Once again, our students did fantastically well this year through generating their own content – this time, making short films shot entirely on mobile phones 🙂
Audio and Video Technology students worked in groups to produce short practice-based films using the devices in their pockets, developing imaginative and innovative filming techniques through exploring the creative affordances and constraints of the technology. Groups were responsible for managing their own projects through wikis, which were also used to document the overall research and production processes and present the final project report, alongside online ‘making of’ photo-diaries which linked to the wikis, offering a rich insight into their creative and technical processes. The films were presented in a mini ‘film festival’; full assignments submitted as QR codes which linked to their work online. Through using multiple media across a range of online platforms the students immersed themselves in the technologies as mobile and networked learners and content producers.
To give you some background, this module (Advanced Multimedia – soon to be Social Technologies) encourages students to engage critically with mobile and web-based technologies, developing their online presence and digital identity alongside experimentation with participatory media with a view to identifying how these social technologies can be used professionally. The emphasis is on developing a broad range of media literacies across a variety of Web 2.0 platforms, encouraging the learners to consider issues and techniques in relation to multi-channel content production. I wanted to get the students to think about user-generated content in a different way. They had a tendency to equate high end equipment with quality, and ubiquitous technologies with frivolity, so the idea was to encourage them to develop an appreciation for high quality participatory media production and to ‘think outside the box’, developing skills in the production of UGC and editorial thinking (as opposed to traditional narrative).
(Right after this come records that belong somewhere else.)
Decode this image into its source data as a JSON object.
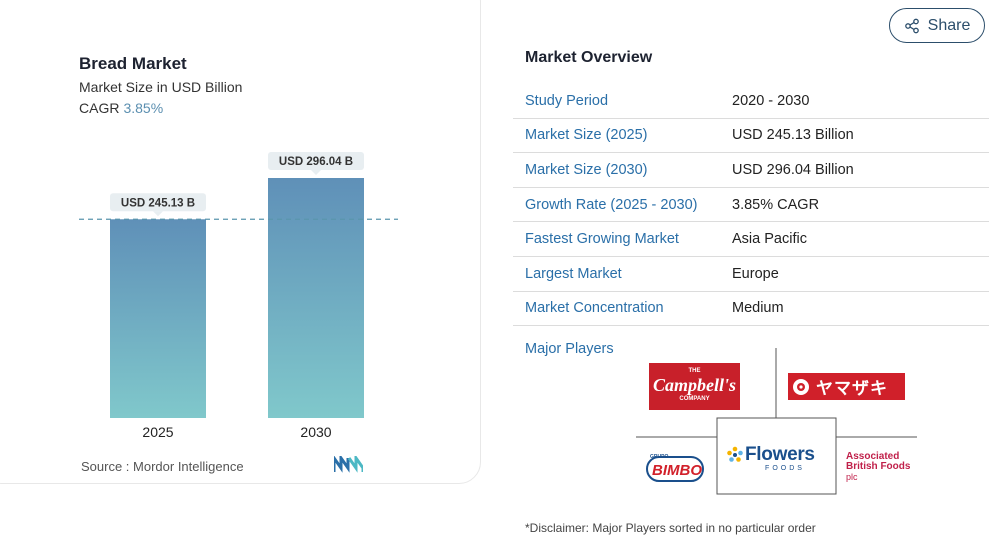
{
  "chart": {
    "title": "Bread Market",
    "subtitle": "Market Size in USD Billion",
    "cagr_label": "CAGR",
    "cagr_value": "3.85%",
    "source": "Source :  Mordor Intelligence"
  },
  "chart_data": {
    "type": "bar",
    "categories": [
      "2025",
      "2030"
    ],
    "values": [
      245.13,
      296.04
    ],
    "data_labels": [
      "USD 245.13 B",
      "USD 296.04 B"
    ],
    "title": "Bread Market",
    "ylabel": "Market Size in USD Billion",
    "reference_line": 245.13,
    "colors": {
      "bar_top": "#5f90b8",
      "bar_bottom": "#80c8cb",
      "label_bg": "#e8eef1",
      "dashed": "#5a95ad"
    }
  },
  "share": {
    "label": "Share",
    "icon": "share-icon"
  },
  "overview": {
    "title": "Market Overview",
    "rows": [
      {
        "key": "Study Period",
        "value": "2020 - 2030"
      },
      {
        "key": "Market Size (2025)",
        "value": "USD 245.13 Billion"
      },
      {
        "key": "Market Size (2030)",
        "value": "USD 296.04 Billion"
      },
      {
        "key": "Growth Rate (2025 - 2030)",
        "value": "3.85% CAGR"
      },
      {
        "key": "Fastest Growing Market",
        "value": "Asia Pacific"
      },
      {
        "key": "Largest Market",
        "value": "Europe"
      },
      {
        "key": "Market Concentration",
        "value": "Medium"
      }
    ]
  },
  "players": {
    "title": "Major Players",
    "campbells": {
      "top": "THE",
      "name": "Campbell's",
      "bottom": "COMPANY"
    },
    "yamazaki": {
      "name": "ヤマザキ"
    },
    "bimbo": {
      "top": "GRUPO",
      "name": "BIMBO"
    },
    "flowers": {
      "name": "Flowers",
      "sub": "FOODS"
    },
    "abf": {
      "line1": "Associated",
      "line2": "British Foods",
      "line3": "plc"
    }
  },
  "disclaimer": "*Disclaimer: Major Players sorted in no particular order",
  "colors": {
    "link": "#2a6fa8",
    "campbells_red": "#c8202a",
    "yamazaki_red": "#d0202a",
    "flowers_blue": "#1a4f8c",
    "abf_red": "#c0204a"
  }
}
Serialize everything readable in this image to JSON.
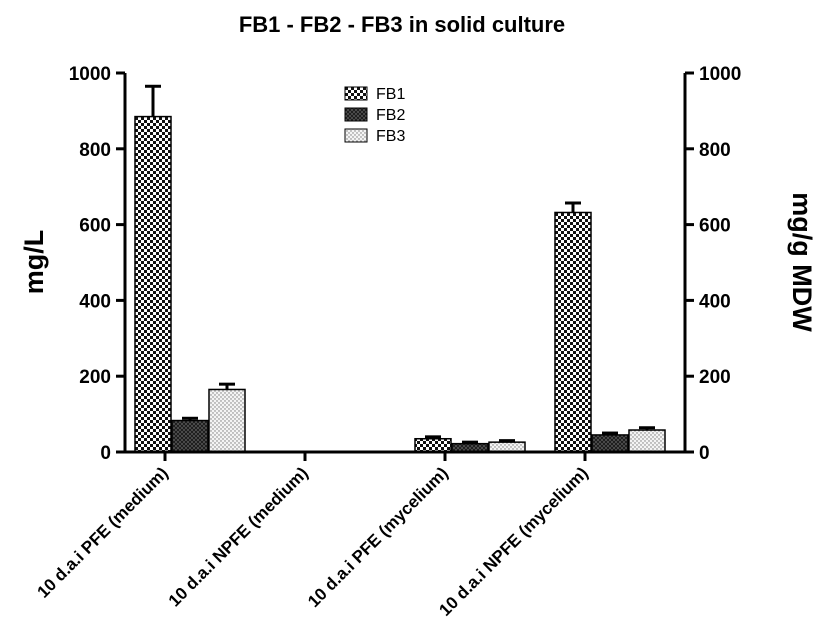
{
  "chart_data": {
    "type": "bar",
    "title": "FB1 - FB2 - FB3 in solid culture",
    "ylabel": "mg/L",
    "y2label": "mg/g MDW",
    "ylim": [
      0,
      1000
    ],
    "y2lim": [
      0,
      1000
    ],
    "yticks": [
      "0",
      "200",
      "400",
      "600",
      "800",
      "1000"
    ],
    "y2ticks": [
      "0",
      "200",
      "400",
      "600",
      "800",
      "1000"
    ],
    "categories": [
      "10 d.a.i  PFE  (medium)",
      "10 d.a.i NPFE (medium)",
      "10 d.a.i  PFE (mycelium)",
      "10 d.a.i  NPFE (mycelium)"
    ],
    "series": [
      {
        "name": "FB1",
        "values": [
          885,
          0,
          35,
          632
        ],
        "errors": [
          80,
          0,
          5,
          25
        ],
        "pattern": "checker"
      },
      {
        "name": "FB2",
        "values": [
          83,
          0,
          22,
          45
        ],
        "errors": [
          6,
          0,
          4,
          5
        ],
        "pattern": "crosshatch"
      },
      {
        "name": "FB3",
        "values": [
          165,
          0,
          26,
          58
        ],
        "errors": [
          14,
          0,
          4,
          6
        ],
        "pattern": "dots"
      }
    ],
    "legend_position": "top-center",
    "grid": false
  }
}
At first, the students were resistant to the idea of creating mobile phone films as many of the techniques (both technical and narrative) ran counter-cultural to the predominant disciplinary culture. However, once the students began to work on the films, they discovered a whole range of innovative and imaginative techniques that could be used with small handheld devices that they wouldn’t be able to do with normal video cameras. Some of the students took a critical look at mobile technologies, e.g. exploring the dark side of mobile recording devices/addiction to technology; others used their mobile phones to capture truly engaging, authentic footage; while others used the phones in unexpected, alternative ways.
The response was overwhelmingly positive; after initial scepticism at the project brief – which moved the focus away from high production values – the students appreciated the extended scope for creativity and imagination as they developed their work beyond the constraints of conventional practice, learning through discontinuity.They also welcomed the ‘new way of working’, which transformed their practice through connecting, collaborating and presenting across multiple platforms. Most importantly, by challenging their assumptions about film-making by creating engaging content using the devices in their pockets, the learners accepted alternative approaches and developed an openness to rethinking their practice as a result of technological shifts – and also began to see themselves differently as media consumers/producers on the mobile web.
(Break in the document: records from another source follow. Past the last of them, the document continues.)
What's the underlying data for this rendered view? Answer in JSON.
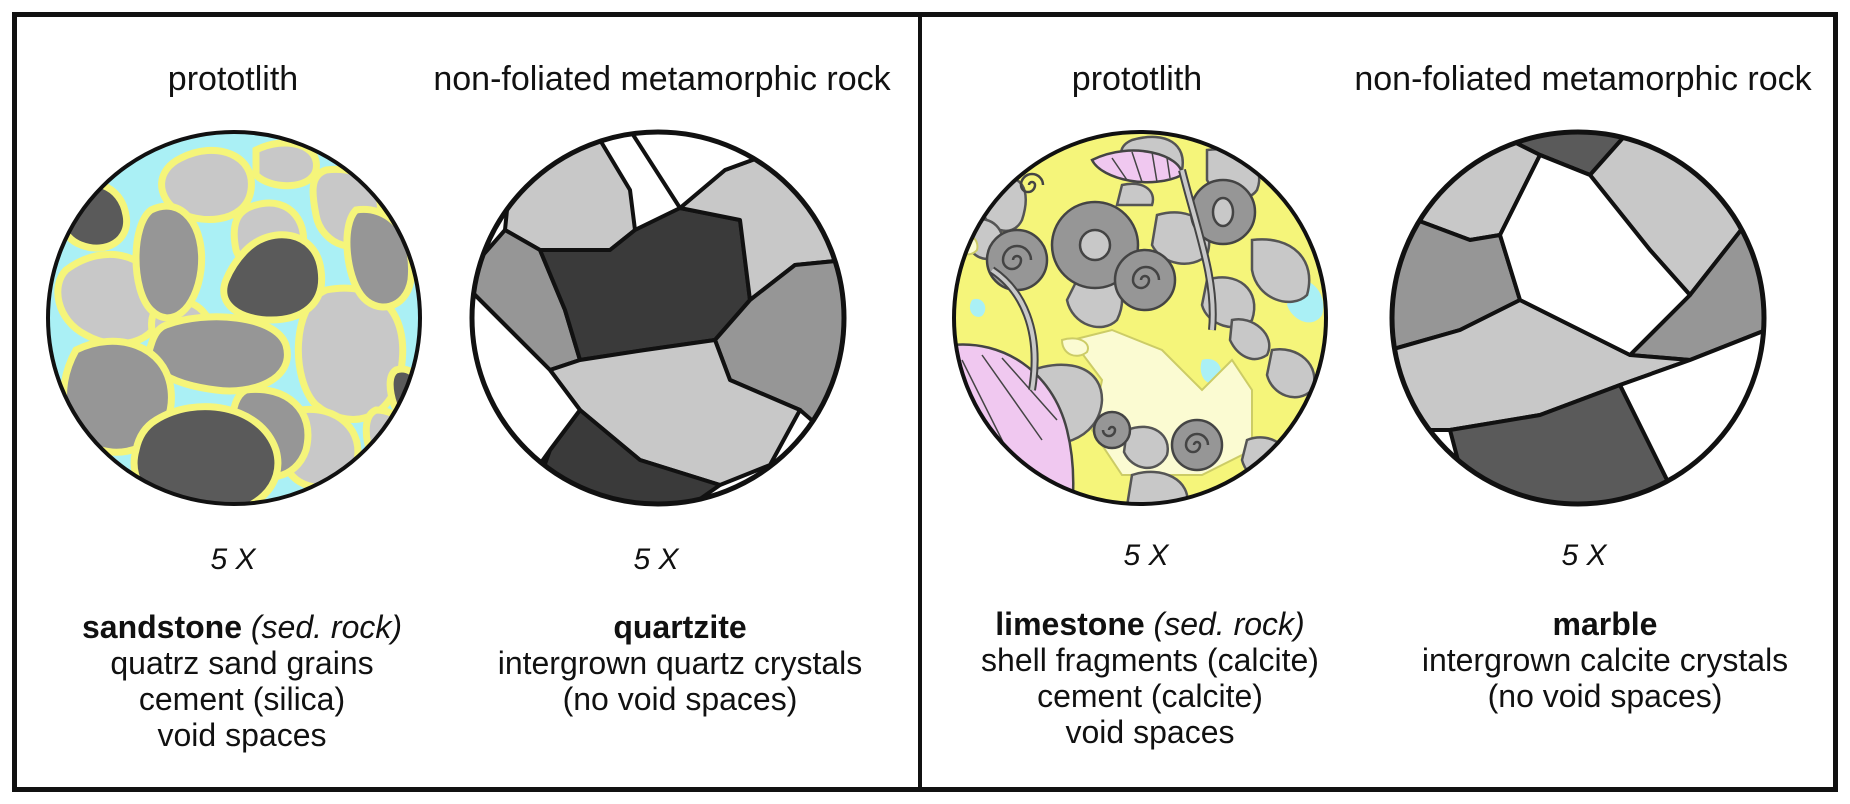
{
  "panels": [
    {
      "left": {
        "heading": "prototlith",
        "magnification": "5 X",
        "name": "sandstone",
        "qualifier": "(sed. rock)",
        "lines": [
          "quatrz sand grains",
          "cement (silica)",
          "void spaces"
        ]
      },
      "right": {
        "heading": "non-foliated metamorphic rock",
        "magnification": "5 X",
        "name": "quartzite",
        "lines": [
          "intergrown quartz crystals",
          "(no void spaces)"
        ]
      }
    },
    {
      "left": {
        "heading": "prototlith",
        "magnification": "5 X",
        "name": "limestone",
        "qualifier": "(sed. rock)",
        "lines": [
          "shell fragments (calcite)",
          "cement (calcite)",
          "void spaces"
        ]
      },
      "right": {
        "heading": "non-foliated metamorphic rock",
        "magnification": "5 X",
        "name": "marble",
        "lines": [
          "intergrown calcite crystals",
          "(no void spaces)"
        ]
      }
    }
  ],
  "colors": {
    "void": "#aaf0f5",
    "cement": "#f5f57a",
    "light_grain": "#c8c8c8",
    "mid_grain": "#969696",
    "dark_grain": "#5a5a5a",
    "darkest_grain": "#3a3a3a",
    "shell_pink": "#f0c8f0",
    "calcite_cream": "#fbfbd2"
  }
}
Special thanks go to Hugh Garry, who came and delivered a fantastic workshop to the group at the beginning of the project. He also praised the breadth and range of the films, giving them a special mention at a recent TEDx conference (see http://bit.ly/ac1fWT – go to 21:40), which is a real boost for the students.
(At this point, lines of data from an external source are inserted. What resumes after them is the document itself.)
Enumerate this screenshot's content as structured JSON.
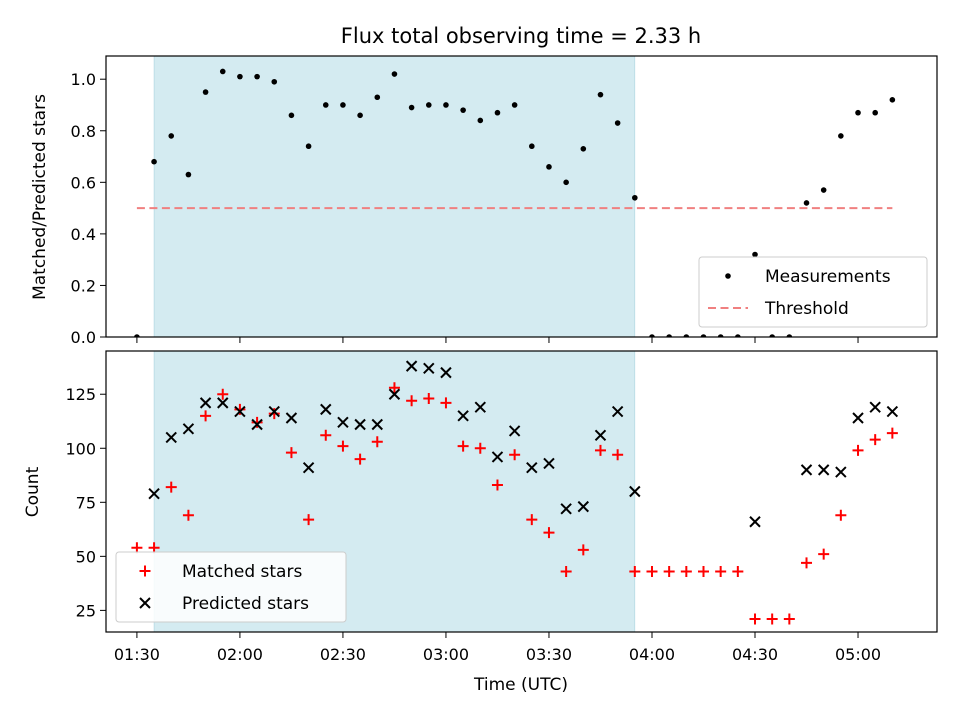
{
  "figure": {
    "title": "Flux total observing time = 2.33 h",
    "xlabel": "Time (UTC)",
    "x_tick_labels": [
      "01:30",
      "02:00",
      "02:30",
      "03:00",
      "03:30",
      "04:00",
      "04:30",
      "05:00"
    ],
    "x_tick_minutes": [
      90,
      120,
      150,
      180,
      210,
      240,
      270,
      300
    ],
    "xlim_minutes": [
      81,
      323
    ],
    "shaded_span_minutes": [
      95,
      235
    ],
    "shade_color": "#d4ebf1"
  },
  "chart_data": [
    {
      "type": "scatter",
      "ylabel": "Matched/Predicted stars",
      "ylim": [
        0,
        1.09
      ],
      "y_ticks": [
        0.0,
        0.2,
        0.4,
        0.6,
        0.8,
        1.0
      ],
      "y_tick_labels": [
        "0.0",
        "0.2",
        "0.4",
        "0.6",
        "0.8",
        "1.0"
      ],
      "legend_position": "lower-right",
      "series": [
        {
          "name": "Measurements",
          "marker": "dot",
          "color": "#000000",
          "x_minutes": [
            90,
            95,
            100,
            105,
            110,
            115,
            120,
            125,
            130,
            135,
            140,
            145,
            150,
            155,
            160,
            165,
            170,
            175,
            180,
            185,
            190,
            195,
            200,
            205,
            210,
            215,
            220,
            225,
            230,
            235,
            240,
            245,
            250,
            255,
            260,
            265,
            270,
            275,
            280,
            285,
            290,
            295,
            300,
            305,
            310
          ],
          "y": [
            0.0,
            0.68,
            0.78,
            0.63,
            0.95,
            1.03,
            1.01,
            1.01,
            0.99,
            0.86,
            0.74,
            0.9,
            0.9,
            0.86,
            0.93,
            1.02,
            0.89,
            0.9,
            0.9,
            0.88,
            0.84,
            0.87,
            0.9,
            0.74,
            0.66,
            0.6,
            0.73,
            0.94,
            0.83,
            0.54,
            0.0,
            0.0,
            0.0,
            0.0,
            0.0,
            0.0,
            0.32,
            0.0,
            0.0,
            0.52,
            0.57,
            0.78,
            0.87,
            0.87,
            0.92
          ]
        },
        {
          "name": "Threshold",
          "line_style": "dashed",
          "color": "#f08080",
          "x_minutes": [
            90,
            310
          ],
          "y": [
            0.5,
            0.5
          ]
        }
      ]
    },
    {
      "type": "scatter",
      "ylabel": "Count",
      "ylim": [
        15,
        145
      ],
      "y_ticks": [
        25,
        50,
        75,
        100,
        125
      ],
      "y_tick_labels": [
        "25",
        "50",
        "75",
        "100",
        "125"
      ],
      "legend_position": "lower-left",
      "series": [
        {
          "name": "Matched stars",
          "marker": "plus",
          "color": "#ff0000",
          "x_minutes": [
            90,
            95,
            100,
            105,
            110,
            115,
            120,
            125,
            130,
            135,
            140,
            145,
            150,
            155,
            160,
            165,
            170,
            175,
            180,
            185,
            190,
            195,
            200,
            205,
            210,
            215,
            220,
            225,
            230,
            235,
            240,
            245,
            250,
            255,
            260,
            265,
            270,
            275,
            280,
            285,
            290,
            295,
            300,
            305,
            310
          ],
          "y": [
            54,
            54,
            82,
            69,
            115,
            125,
            118,
            112,
            116,
            98,
            67,
            106,
            101,
            95,
            103,
            128,
            122,
            123,
            121,
            101,
            100,
            83,
            97,
            67,
            61,
            43,
            53,
            99,
            97,
            43,
            43,
            43,
            43,
            43,
            43,
            43,
            21,
            21,
            21,
            47,
            51,
            69,
            99,
            104,
            107
          ]
        },
        {
          "name": "Predicted stars",
          "marker": "x",
          "color": "#000000",
          "x_minutes": [
            95,
            100,
            105,
            110,
            115,
            120,
            125,
            130,
            135,
            140,
            145,
            150,
            155,
            160,
            165,
            170,
            175,
            180,
            185,
            190,
            195,
            200,
            205,
            210,
            215,
            220,
            225,
            230,
            235,
            270,
            285,
            290,
            295,
            300,
            305,
            310
          ],
          "y": [
            79,
            105,
            109,
            121,
            121,
            117,
            111,
            117,
            114,
            91,
            118,
            112,
            111,
            111,
            125,
            138,
            137,
            135,
            115,
            119,
            96,
            108,
            91,
            93,
            72,
            73,
            106,
            117,
            80,
            66,
            90,
            90,
            89,
            114,
            119,
            117
          ]
        }
      ]
    }
  ]
}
Institutionally, this project has raised awareness of the creative potential of consumer technologies and the benefits of UGC creation as way for students to create open content which can be repurposed for others. There’s now a groundswell of interest in transferring this approach across disciplines and faculties in a university-wide drive to establish innovative digital curricula, so I’m really looking forward to the next academic year and hopefully, some cross-disciplinary excursions into the mobile phone as a production device.